When Bias in Product Design Means Life or Death - sonabinu
https://www.linkedin.com/pulse/when-bias-product-design-means-life-death-carol-reiley
======
killjoywashere
Why not just make the very sound argument that white American men are an
extreme minority of the population and designing to their needs puts your
product at risk in the marketplace?

Losing a $1x10^11 market for want of a $1x10^8 investment in talent diversity
up front is just poor investment.

------
brighteyes
A well-intentioned article, but it makes the usual set of mistakes. After
discussing gender, racial, and other forms of diversity, it says this:

> Unfortunately, when a single homogeneous group is designing and engineering
> the vast majority of technology, they will consciously and unconsciously
> pass on their own biases.

But there is not a single homogeneous group designing the vast majority of
technology. First of all, in the US, the bulk of tech workers are white and
Asian men, and includes a large amount of people not born in the US. That's
not a homogeneous group. Not in race, skin color, native language, etc.

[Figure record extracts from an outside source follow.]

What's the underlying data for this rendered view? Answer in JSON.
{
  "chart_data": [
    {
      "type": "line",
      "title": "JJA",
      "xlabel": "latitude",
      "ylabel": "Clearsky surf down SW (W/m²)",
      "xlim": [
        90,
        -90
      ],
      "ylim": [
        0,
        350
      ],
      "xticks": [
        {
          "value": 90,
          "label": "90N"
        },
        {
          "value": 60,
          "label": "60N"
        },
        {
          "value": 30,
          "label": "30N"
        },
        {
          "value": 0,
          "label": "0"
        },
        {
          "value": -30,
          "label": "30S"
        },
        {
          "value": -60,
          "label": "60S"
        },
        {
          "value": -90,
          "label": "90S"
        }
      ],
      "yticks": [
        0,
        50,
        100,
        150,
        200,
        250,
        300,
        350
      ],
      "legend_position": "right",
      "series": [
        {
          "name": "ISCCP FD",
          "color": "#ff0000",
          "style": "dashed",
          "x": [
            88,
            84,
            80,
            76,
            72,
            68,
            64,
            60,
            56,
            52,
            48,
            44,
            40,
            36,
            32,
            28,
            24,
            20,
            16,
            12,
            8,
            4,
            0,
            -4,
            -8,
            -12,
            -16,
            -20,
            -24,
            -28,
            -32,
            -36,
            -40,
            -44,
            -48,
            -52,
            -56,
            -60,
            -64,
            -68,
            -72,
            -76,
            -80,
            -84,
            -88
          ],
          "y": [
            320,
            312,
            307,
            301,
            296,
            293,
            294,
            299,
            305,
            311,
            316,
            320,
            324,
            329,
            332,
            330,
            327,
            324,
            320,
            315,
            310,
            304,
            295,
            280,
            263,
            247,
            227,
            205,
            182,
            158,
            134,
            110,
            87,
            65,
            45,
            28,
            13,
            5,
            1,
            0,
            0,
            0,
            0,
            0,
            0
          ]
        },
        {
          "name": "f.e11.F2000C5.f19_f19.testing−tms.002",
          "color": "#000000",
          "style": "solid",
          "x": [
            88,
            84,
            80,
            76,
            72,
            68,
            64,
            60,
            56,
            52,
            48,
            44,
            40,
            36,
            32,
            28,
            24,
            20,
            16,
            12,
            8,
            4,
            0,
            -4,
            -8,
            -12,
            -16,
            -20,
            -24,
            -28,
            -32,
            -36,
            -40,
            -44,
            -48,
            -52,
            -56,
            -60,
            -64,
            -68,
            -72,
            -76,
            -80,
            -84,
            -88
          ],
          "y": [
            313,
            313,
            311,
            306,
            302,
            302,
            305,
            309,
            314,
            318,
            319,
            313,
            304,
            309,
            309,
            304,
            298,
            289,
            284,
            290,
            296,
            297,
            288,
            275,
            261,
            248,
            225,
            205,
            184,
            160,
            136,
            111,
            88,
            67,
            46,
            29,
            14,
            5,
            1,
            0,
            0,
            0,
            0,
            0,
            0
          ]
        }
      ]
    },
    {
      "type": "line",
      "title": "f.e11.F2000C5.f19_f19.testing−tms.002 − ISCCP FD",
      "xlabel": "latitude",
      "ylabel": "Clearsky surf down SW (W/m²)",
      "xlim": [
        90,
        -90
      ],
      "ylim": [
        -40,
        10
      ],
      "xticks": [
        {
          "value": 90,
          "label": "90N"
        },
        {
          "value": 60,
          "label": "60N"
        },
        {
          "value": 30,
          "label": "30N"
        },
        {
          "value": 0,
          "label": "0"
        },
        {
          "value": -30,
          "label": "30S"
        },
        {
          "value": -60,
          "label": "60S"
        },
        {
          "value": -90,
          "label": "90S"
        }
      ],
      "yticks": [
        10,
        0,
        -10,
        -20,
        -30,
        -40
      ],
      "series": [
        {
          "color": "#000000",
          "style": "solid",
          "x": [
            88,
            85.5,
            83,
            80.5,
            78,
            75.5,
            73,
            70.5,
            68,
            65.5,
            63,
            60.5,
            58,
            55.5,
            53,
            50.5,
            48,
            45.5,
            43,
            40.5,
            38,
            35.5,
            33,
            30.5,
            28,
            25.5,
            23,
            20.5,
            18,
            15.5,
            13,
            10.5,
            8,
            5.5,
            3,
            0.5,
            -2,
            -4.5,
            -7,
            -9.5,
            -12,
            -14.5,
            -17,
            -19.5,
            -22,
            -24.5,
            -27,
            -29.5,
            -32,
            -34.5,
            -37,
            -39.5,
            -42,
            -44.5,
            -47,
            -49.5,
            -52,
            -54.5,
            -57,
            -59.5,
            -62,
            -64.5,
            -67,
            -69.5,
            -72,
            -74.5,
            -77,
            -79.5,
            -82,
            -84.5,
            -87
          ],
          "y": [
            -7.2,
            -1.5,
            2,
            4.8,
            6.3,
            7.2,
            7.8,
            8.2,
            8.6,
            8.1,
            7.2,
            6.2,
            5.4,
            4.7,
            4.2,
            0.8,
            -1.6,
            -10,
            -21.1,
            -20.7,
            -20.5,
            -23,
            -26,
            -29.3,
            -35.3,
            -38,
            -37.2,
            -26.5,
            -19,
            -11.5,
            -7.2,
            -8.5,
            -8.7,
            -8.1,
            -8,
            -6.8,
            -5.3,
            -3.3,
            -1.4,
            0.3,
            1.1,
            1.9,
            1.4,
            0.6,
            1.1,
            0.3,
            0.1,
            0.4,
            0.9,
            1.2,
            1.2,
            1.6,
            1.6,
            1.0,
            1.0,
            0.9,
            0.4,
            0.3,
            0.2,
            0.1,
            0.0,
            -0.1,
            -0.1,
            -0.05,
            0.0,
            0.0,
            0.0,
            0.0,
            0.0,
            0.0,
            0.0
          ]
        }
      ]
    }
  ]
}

Second, the US is not the only place where technology is designed and
engineered. A very large amount is created in Asia, in particular. One example
the author focuses on is cars: Japan is obviously of major importance in that
area. From cars to phones to game consoles, technology is a very global
industry. No single homogeneous group controls it.

The author means well, but is mostly parroting common speaking points
including their mistakes and biases. We can and should do better on this
topic.